Géographe et urbaniste, François Laurent est directeur associé de l’agence Urba Plan basée à Lausanne. Depuis plus de vingt ans, il consacre l’intégralité de son activité professionnelle aux enjeux de développement des villes du Sud. Une des chevilles ouvrières du Pdui, François Laurent répond ici à quelques questions de La Presse à propos du choix de la ville de Sousse, telle que projetée par toute l’équipe du programme.
Pourquoi avoir choisi Sousse comme ville bénéficiaire du Pdui ?
Le choix de la ville de Sousse par le Seco s’explique par au moins deux raisons. D’une part, la ville de Sousse venait de se doter d’une Stratégie de développement de la ville de Sousse (Sdvs), élaborée de manière participative et consensuelle. Il existait donc déjà une base de réflexion solide sur laquelle construire le Pdui. D’autre part, la ville de Sousse, de par sa taille, son importance dans le Sahel et ses difficultés multidimensionnelles, constituait un terrain très fertile pour initier un projet de développement urbain qui se voulait intégré.
Comment faire de Sousse la « ville du quart d’heure » ?
Ce concept contemporain est désormais adopté par de nombreuses agglomérations européennes. Il est fort réjouissant que l’exécutif communal de la ville de Sousse se soit laissé séduire par cette approche. La ville du quart d’heure propose de rompre avec la spécialisation fonctionnelle des territoires et de changer nos rapports avec le temps, et avant tout le temps de la mobilité. En somme, il s’agit de ne plus subir la mobilité et les distances mais de retrouver et de se réapproprier son quartier. Dans cette perspective, la ville du quart d’heure vise à révéler, multiplier et diversifier les usages d’un même espace ou d’un aménagement urbain. Elle a pour but de valoriser et renforcer le lien social et affectif entre l’environnement urbain et les habitants. En somme, créer un attachement à la ville mais également entre les habitants. A Sousse, l’ambition est de retrouver le plaisir de la marche à pied, par une piétonisation de certains axes et la sécurisation des cheminements piétonniers.

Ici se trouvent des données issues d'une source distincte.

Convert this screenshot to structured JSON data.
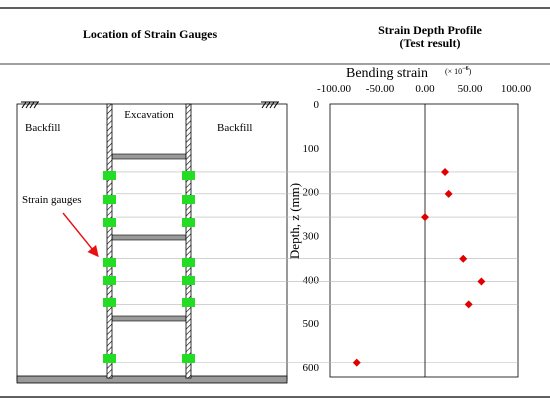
{
  "headers": {
    "left": "Location of Strain Gauges",
    "right_line1": "Strain Depth Profile",
    "right_line2": "(Test result)"
  },
  "diagram": {
    "excavation_label": "Excavation",
    "backfill_left_label": "Backfill",
    "backfill_right_label": "Backfill",
    "strain_gauges_label": "Strain gauges",
    "colors": {
      "gauge": "#22dd22",
      "strut": "#9a9a9a",
      "arrow": "#e81010",
      "marker": "#e00000"
    }
  },
  "chart_data": {
    "type": "scatter",
    "title": "Bending strain",
    "title_unit_prefix": "(× 10",
    "title_unit_exp": "−6",
    "title_unit_suffix": ")",
    "xlabel": "Bending strain",
    "ylabel": "Depth, z (mm)",
    "xlim": [
      -100,
      100
    ],
    "ylim": [
      0,
      600
    ],
    "y_inverted": true,
    "x_ticks": [
      "-100.00",
      "-50.00",
      "0.00",
      "50.00",
      "100.00"
    ],
    "y_ticks": [
      "0",
      "100",
      "200",
      "300",
      "400",
      "500",
      "600"
    ],
    "grid": false,
    "series": [
      {
        "points": [
          {
            "x": 22,
            "y": 155
          },
          {
            "x": 26,
            "y": 205
          },
          {
            "x": 0,
            "y": 258
          },
          {
            "x": 42,
            "y": 353
          },
          {
            "x": 62,
            "y": 405
          },
          {
            "x": 48,
            "y": 457
          },
          {
            "x": -75,
            "y": 590
          }
        ]
      }
    ]
  }
}
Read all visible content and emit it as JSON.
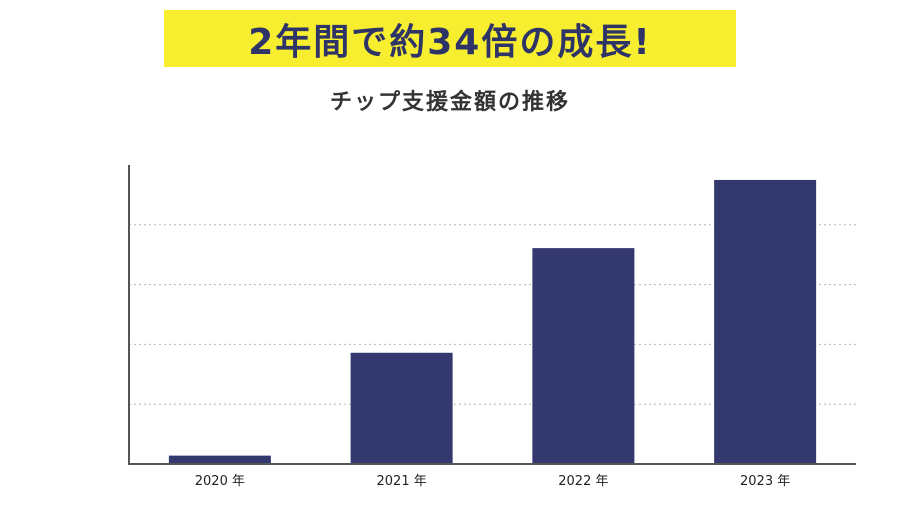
{
  "headline": "2年間で約34倍の成長!",
  "chart_data": {
    "type": "bar",
    "title": "チップ支援金額の推移",
    "categories": [
      "2020 年",
      "2021 年",
      "2022 年",
      "2023 年"
    ],
    "values": [
      1.4,
      18.6,
      36.1,
      47.5
    ],
    "ylim": [
      0,
      50
    ],
    "grid": true,
    "bar_color": "#33386e",
    "axis_color": "#555555",
    "grid_color": "#b5b5b5"
  }
}
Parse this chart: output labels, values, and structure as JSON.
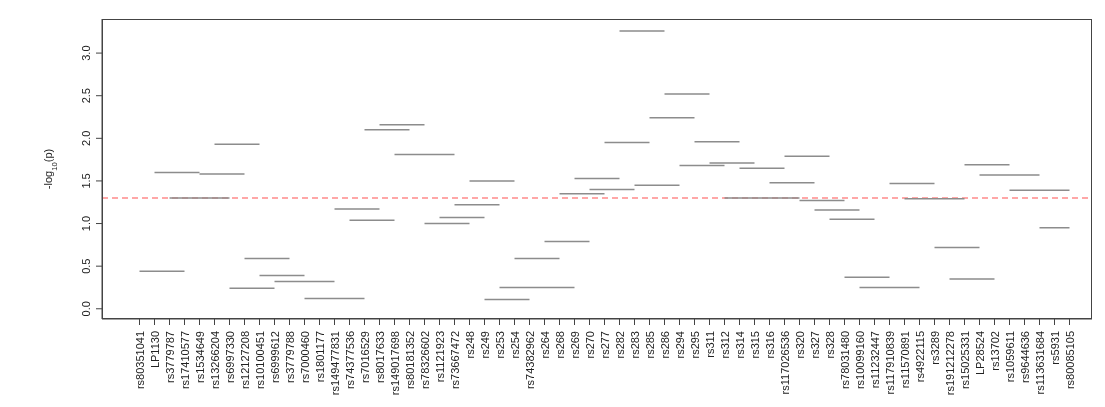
{
  "chart_data": {
    "type": "line",
    "ylabel": "-log$_{10}$(p)",
    "marker": "none",
    "line_style": "solid",
    "categories": [
      "rs80351041",
      "LP1130",
      "rs3779787",
      "rs17410577",
      "rs1534649",
      "rs13266204",
      "rs6997330",
      "rs12127208",
      "rs10100451",
      "rs6999612",
      "rs3779788",
      "rs7000460",
      "rs1801177",
      "rs149477831",
      "rs74377536",
      "rs7016529",
      "rs8017633",
      "rs149017698",
      "rs80181352",
      "rs78326602",
      "rs1121923",
      "rs73667472",
      "rs248",
      "rs249",
      "rs253",
      "rs254",
      "rs74382962",
      "rs264",
      "rs268",
      "rs269",
      "rs270",
      "rs277",
      "rs282",
      "rs283",
      "rs285",
      "rs286",
      "rs294",
      "rs295",
      "rs311",
      "rs312",
      "rs314",
      "rs315",
      "rs316",
      "rs117026536",
      "rs320",
      "rs327",
      "rs328",
      "rs78031480",
      "rs10099160",
      "rs11232447",
      "rs117910839",
      "rs11570891",
      "rs4922115",
      "rs3289",
      "rs191212278",
      "rs15025331",
      "LP28524",
      "rs13702",
      "rs1059611",
      "rs9644636",
      "rs113631684",
      "rs5931",
      "rs80085105"
    ],
    "ylim": [
      -0.12,
      3.4
    ],
    "yticks": [
      {
        "value": 0,
        "label": "0.0"
      },
      {
        "value": 0.5,
        "label": "0.5"
      },
      {
        "value": 1,
        "label": "1.0"
      },
      {
        "value": 1.5,
        "label": "1.5"
      },
      {
        "value": 2,
        "label": "2.0"
      },
      {
        "value": 2.5,
        "label": "2.5"
      },
      {
        "value": 3,
        "label": "3.0"
      }
    ],
    "ref_lines": [
      {
        "axis": "y",
        "value": 1.3,
        "color": "#ff5050",
        "line_style": "dashed"
      }
    ],
    "series": [
      {
        "color": "#8c8c8c",
        "values": [
          0.44,
          0.44,
          0.44,
          0.44,
          null,
          1.93,
          1.93,
          1.93,
          1.93,
          null,
          null,
          0.12,
          0.12,
          0.12,
          0.12,
          0.12,
          null,
          1.81,
          1.81,
          1.81,
          1.81,
          1.81,
          null,
          0.11,
          0.11,
          0.11,
          0.11,
          null,
          null,
          1.53,
          1.53,
          1.53,
          1.53,
          null,
          2.24,
          2.24,
          2.24,
          2.24,
          null,
          1.3,
          1.3,
          1.3,
          1.3,
          1.3,
          1.3,
          null,
          1.05,
          1.05,
          1.05,
          1.05,
          null,
          1.29,
          1.29,
          1.29,
          1.29,
          1.29,
          null,
          null,
          1.39,
          1.39,
          1.39,
          1.39,
          1.39
        ]
      },
      {
        "color": "#8c8c8c",
        "values": [
          null,
          1.6,
          1.6,
          1.6,
          1.6,
          null,
          0.24,
          0.24,
          0.24,
          0.24,
          null,
          null,
          null,
          1.17,
          1.17,
          1.17,
          1.17,
          null,
          null,
          1.0,
          1.0,
          1.0,
          1.0,
          null,
          0.25,
          0.25,
          0.25,
          0.25,
          0.25,
          0.25,
          null,
          1.95,
          1.95,
          1.95,
          1.95,
          null,
          1.68,
          1.68,
          1.68,
          1.68,
          null,
          null,
          1.48,
          1.48,
          1.48,
          1.48,
          null,
          0.37,
          0.37,
          0.37,
          0.37,
          null,
          null,
          0.72,
          0.72,
          0.72,
          0.72,
          null,
          null,
          null,
          0.95,
          0.95,
          0.95
        ]
      },
      {
        "color": "#8c8c8c",
        "values": [
          null,
          null,
          1.3,
          1.3,
          1.3,
          1.3,
          1.3,
          null,
          0.39,
          0.39,
          0.39,
          0.39,
          null,
          null,
          1.04,
          1.04,
          1.04,
          1.04,
          null,
          null,
          1.07,
          1.07,
          1.07,
          1.07,
          null,
          0.59,
          0.59,
          0.59,
          0.59,
          null,
          1.4,
          1.4,
          1.4,
          1.4,
          null,
          2.52,
          2.52,
          2.52,
          2.52,
          null,
          1.65,
          1.65,
          1.65,
          1.65,
          null,
          1.16,
          1.16,
          1.16,
          1.16,
          null,
          null,
          null,
          null,
          null,
          0.35,
          0.35,
          0.35,
          0.35,
          null,
          null,
          null,
          null,
          null
        ]
      },
      {
        "color": "#8c8c8c",
        "values": [
          null,
          null,
          null,
          null,
          1.58,
          1.58,
          1.58,
          1.58,
          null,
          0.32,
          0.32,
          0.32,
          0.32,
          0.32,
          null,
          2.1,
          2.1,
          2.1,
          2.1,
          null,
          null,
          1.22,
          1.22,
          1.22,
          1.22,
          null,
          null,
          0.79,
          0.79,
          0.79,
          0.79,
          null,
          3.26,
          3.26,
          3.26,
          3.26,
          null,
          1.96,
          1.96,
          1.96,
          1.96,
          null,
          null,
          1.79,
          1.79,
          1.79,
          1.79,
          null,
          0.25,
          0.25,
          0.25,
          0.25,
          0.25,
          null,
          null,
          1.69,
          1.69,
          1.69,
          1.69,
          null,
          null,
          null,
          null
        ]
      },
      {
        "color": "#8c8c8c",
        "values": [
          null,
          null,
          null,
          null,
          null,
          null,
          null,
          0.59,
          0.59,
          0.59,
          0.59,
          null,
          null,
          null,
          null,
          null,
          2.16,
          2.16,
          2.16,
          2.16,
          null,
          null,
          1.5,
          1.5,
          1.5,
          1.5,
          null,
          null,
          1.35,
          1.35,
          1.35,
          1.35,
          null,
          1.45,
          1.45,
          1.45,
          1.45,
          null,
          1.71,
          1.71,
          1.71,
          1.71,
          null,
          null,
          1.27,
          1.27,
          1.27,
          1.27,
          null,
          null,
          1.47,
          1.47,
          1.47,
          1.47,
          null,
          null,
          1.57,
          1.57,
          1.57,
          1.57,
          1.57,
          null,
          null
        ]
      }
    ]
  }
}
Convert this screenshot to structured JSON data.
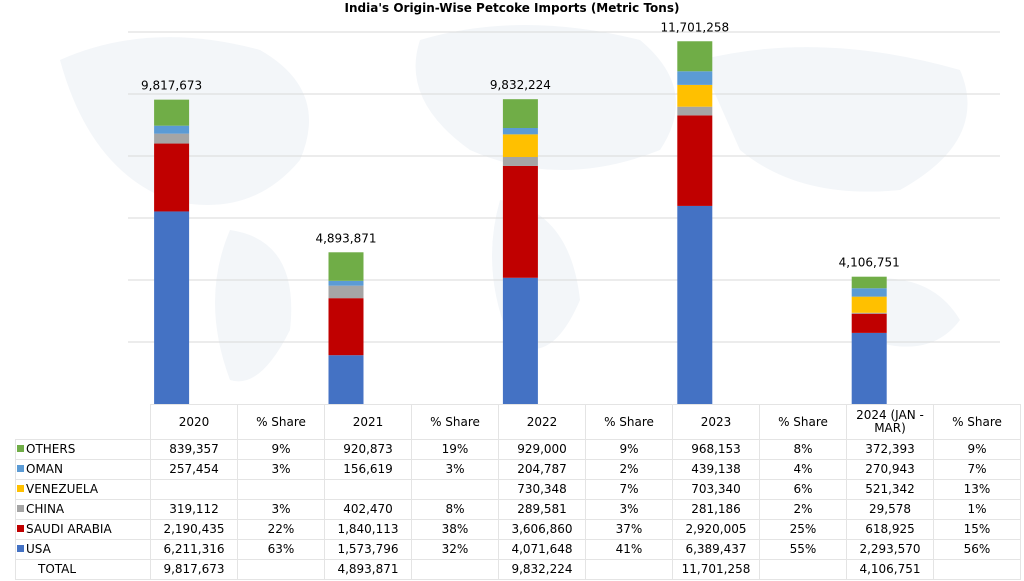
{
  "chart_data": {
    "type": "bar",
    "stacked": true,
    "title": "India's Origin-Wise Petcoke Imports (Metric Tons)",
    "categories": [
      "2020",
      "2021",
      "2022",
      "2023",
      "2024 (JAN - MAR)"
    ],
    "share_header": "% Share",
    "ylim": [
      0,
      12000000
    ],
    "grid": true,
    "series": [
      {
        "name": "USA",
        "color": "#4472C4",
        "values": [
          6211316,
          1573796,
          4071648,
          6389437,
          2293570
        ],
        "labels": [
          "6,211,316",
          "1,573,796",
          "4,071,648",
          "6,389,437",
          "2,293,570"
        ],
        "shares": [
          "63%",
          "32%",
          "41%",
          "55%",
          "56%"
        ]
      },
      {
        "name": "SAUDI ARABIA",
        "color": "#C00000",
        "values": [
          2190435,
          1840113,
          3606860,
          2920005,
          618925
        ],
        "labels": [
          "2,190,435",
          "1,840,113",
          "3,606,860",
          "2,920,005",
          "618,925"
        ],
        "shares": [
          "22%",
          "38%",
          "37%",
          "25%",
          "15%"
        ]
      },
      {
        "name": "CHINA",
        "color": "#A5A5A5",
        "values": [
          319112,
          402470,
          289581,
          281186,
          29578
        ],
        "labels": [
          "319,112",
          "402,470",
          "289,581",
          "281,186",
          "29,578"
        ],
        "shares": [
          "3%",
          "8%",
          "3%",
          "2%",
          "1%"
        ]
      },
      {
        "name": "VENEZUELA",
        "color": "#FFC000",
        "values": [
          0,
          0,
          730348,
          703340,
          521342
        ],
        "labels": [
          "",
          "",
          "730,348",
          "703,340",
          "521,342"
        ],
        "shares": [
          "",
          "",
          "7%",
          "6%",
          "13%"
        ]
      },
      {
        "name": "OMAN",
        "color": "#5B9BD5",
        "values": [
          257454,
          156619,
          204787,
          439138,
          270943
        ],
        "labels": [
          "257,454",
          "156,619",
          "204,787",
          "439,138",
          "270,943"
        ],
        "shares": [
          "3%",
          "3%",
          "2%",
          "4%",
          "7%"
        ]
      },
      {
        "name": "OTHERS",
        "color": "#70AD47",
        "values": [
          839357,
          920873,
          929000,
          968153,
          372393
        ],
        "labels": [
          "839,357",
          "920,873",
          "929,000",
          "968,153",
          "372,393"
        ],
        "shares": [
          "9%",
          "19%",
          "9%",
          "8%",
          "9%"
        ]
      }
    ],
    "total_label": "TOTAL",
    "totals": [
      "9,817,673",
      "4,893,871",
      "9,832,224",
      "11,701,258",
      "4,106,751"
    ]
  }
}
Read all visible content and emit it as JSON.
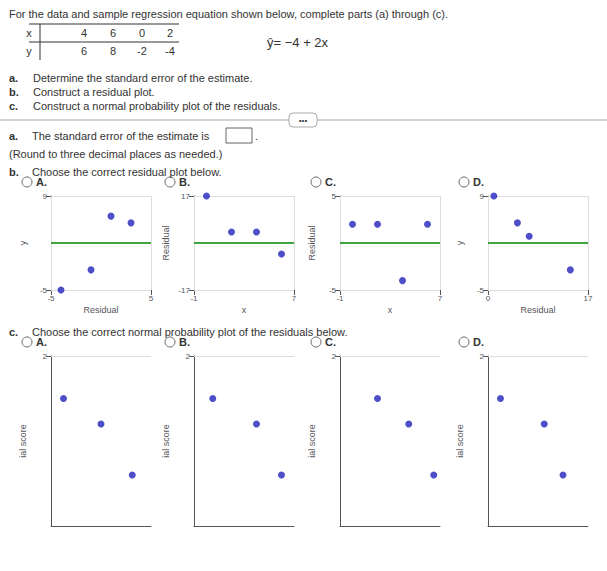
{
  "title": "For the data and sample regression equation shown below, complete parts (a) through (c).",
  "annotations": [
    "x",
    "4",
    "6",
    "0",
    "2",
    "y",
    "6",
    "8",
    "-2",
    "-4",
    "ŷ= −4 + 2x",
    "a.",
    "Determine the standard error of the estimate.",
    "b.",
    "Construct a residual plot.",
    "c.",
    "Construct a normal probability plot of the residuals.",
    "•••",
    "a.",
    "The standard error of the estimate is",
    ".",
    "(Round to three decimal places as needed.)",
    "b.",
    "Choose the correct residual plot below.",
    "c.",
    "Choose the correct normal probability plot of the residuals below."
  ],
  "chart_data": [
    {
      "type": "scatter",
      "title": "A.",
      "xlabel": "Residual",
      "ylabel": "y",
      "x": [
        -4,
        -1,
        1,
        3
      ],
      "values": [
        -5,
        -2,
        6,
        5
      ],
      "color": "#2222BB",
      "xlim": [
        -5,
        5
      ],
      "ylim": [
        -5,
        9
      ],
      "xticks": [
        -5,
        5
      ],
      "yticks": [
        -5,
        9
      ],
      "hline": {
        "y": 2,
        "color": "#008800"
      },
      "grid": true
    },
    {
      "type": "scatter",
      "title": "B.",
      "xlabel": "x",
      "ylabel": "Residual",
      "x": [
        0,
        2,
        4,
        6
      ],
      "values": [
        17,
        4,
        4,
        -4
      ],
      "color": "#2222BB",
      "xlim": [
        -1,
        7
      ],
      "ylim": [
        -17,
        17
      ],
      "xticks": [
        -1,
        7
      ],
      "yticks": [
        -17,
        17
      ],
      "hline": {
        "y": 0,
        "color": "#008800"
      },
      "grid": true
    },
    {
      "type": "scatter",
      "title": "C.",
      "xlabel": "x",
      "ylabel": "Residual",
      "x": [
        0,
        2,
        4,
        6
      ],
      "values": [
        2,
        2,
        -4,
        2
      ],
      "color": "#2222BB",
      "xlim": [
        -1,
        7
      ],
      "ylim": [
        -5,
        5
      ],
      "xticks": [
        -1,
        7
      ],
      "yticks": [
        -5,
        5
      ],
      "hline": {
        "y": 0,
        "color": "#008800"
      },
      "grid": true
    },
    {
      "type": "scatter",
      "title": "D.",
      "xlabel": "Residual",
      "ylabel": "y",
      "x": [
        1,
        5,
        7,
        14
      ],
      "values": [
        9,
        5,
        3,
        -2
      ],
      "color": "#2222BB",
      "xlim": [
        0,
        17
      ],
      "ylim": [
        -5,
        9
      ],
      "xticks": [
        0,
        17
      ],
      "yticks": [
        -5,
        9
      ],
      "hline": {
        "y": 2,
        "color": "#008800"
      },
      "grid": true
    },
    {
      "type": "scatter",
      "title": "A.",
      "ylabel": "ial score",
      "x": [
        -3,
        0,
        2.5
      ],
      "values": [
        1.0,
        0.4,
        -0.8
      ],
      "color": "#2222BB",
      "xlim": [
        -4,
        4
      ],
      "ylim": [
        -2,
        2
      ],
      "yticks": [
        2
      ],
      "tick_labels": "y",
      "grid": true
    },
    {
      "type": "scatter",
      "title": "B.",
      "ylabel": "ial score",
      "x": [
        -2.5,
        1,
        3
      ],
      "values": [
        1.0,
        0.4,
        -0.8
      ],
      "color": "#2222BB",
      "xlim": [
        -4,
        4
      ],
      "ylim": [
        -2,
        2
      ],
      "yticks": [
        2
      ],
      "tick_labels": "y",
      "grid": true
    },
    {
      "type": "scatter",
      "title": "C.",
      "ylabel": "ial score",
      "x": [
        -1,
        1.5,
        3.5
      ],
      "values": [
        1.0,
        0.4,
        -0.8
      ],
      "color": "#2222BB",
      "xlim": [
        -4,
        4
      ],
      "ylim": [
        -2,
        2
      ],
      "yticks": [
        2
      ],
      "tick_labels": "y",
      "grid": true
    },
    {
      "type": "scatter",
      "title": "D.",
      "ylabel": "ial score",
      "x": [
        -3,
        0.5,
        2
      ],
      "values": [
        1.0,
        0.4,
        -0.8
      ],
      "color": "#2222BB",
      "xlim": [
        -4,
        4
      ],
      "ylim": [
        -2,
        2
      ],
      "yticks": [
        2
      ],
      "tick_labels": "y",
      "grid": true
    }
  ]
}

La phase 2 du Pdui va-t-elle s’atteler aux problèmes environnementaux qui se sont aggravés au cours de la période postrévolutionnaire ?
Le projet devrait y contribuer de manière subtile et indirecte. En requalifiant les espaces publics de la ville, le Pdui cherche à faire évoluer le regard du citoyen sur son cadre de vie afin qu’il lui témoigne plus de respect et d’attachement. De ce fait, les actes d’incivilité devraient se montrer beaucoup plus rares ! L’appropriation de l’espace public par ses usagers doit renforcer simultanément les comportements plus citoyens.
Dans un autre domaine, l’appui donné à la cellule des Systèmes d’information géographiques (SIG) par le Pdui permet de monitorer de manière beaucoup plus rigoureuse les circuits de ramassage des engins de collecte des ordures ménagères. Cela permettra d’optimiser les circuits de collecte et d’ainsi améliorer la qualité du service fourni aux habitants avec comme corollaire un impact favorable sur l’environnement.
Quel intérêt du concept adopté par le Seco d’articuler, au sein d’un même projet, études stratégiques et opérations à forte visibilité et impacts rapides (quick-win) ?
Cette approche s’est montrée parfaitement pertinente au cours de la phase 1 du Pdui. Il s’agit de concilier le temps long du technique (formulation de stratégies) et les injonctions du politique d’avoir des résultats concrets à court terme. De plus, les études gagnent en crédibilité lorsque leurs préconisations sont testées en parallèle. A titre d’exemple, le Plan directeur des espaces publics (Pdep) a tiré sa légitimité de l’aménagement concomitant du parc public de Boujaâfar.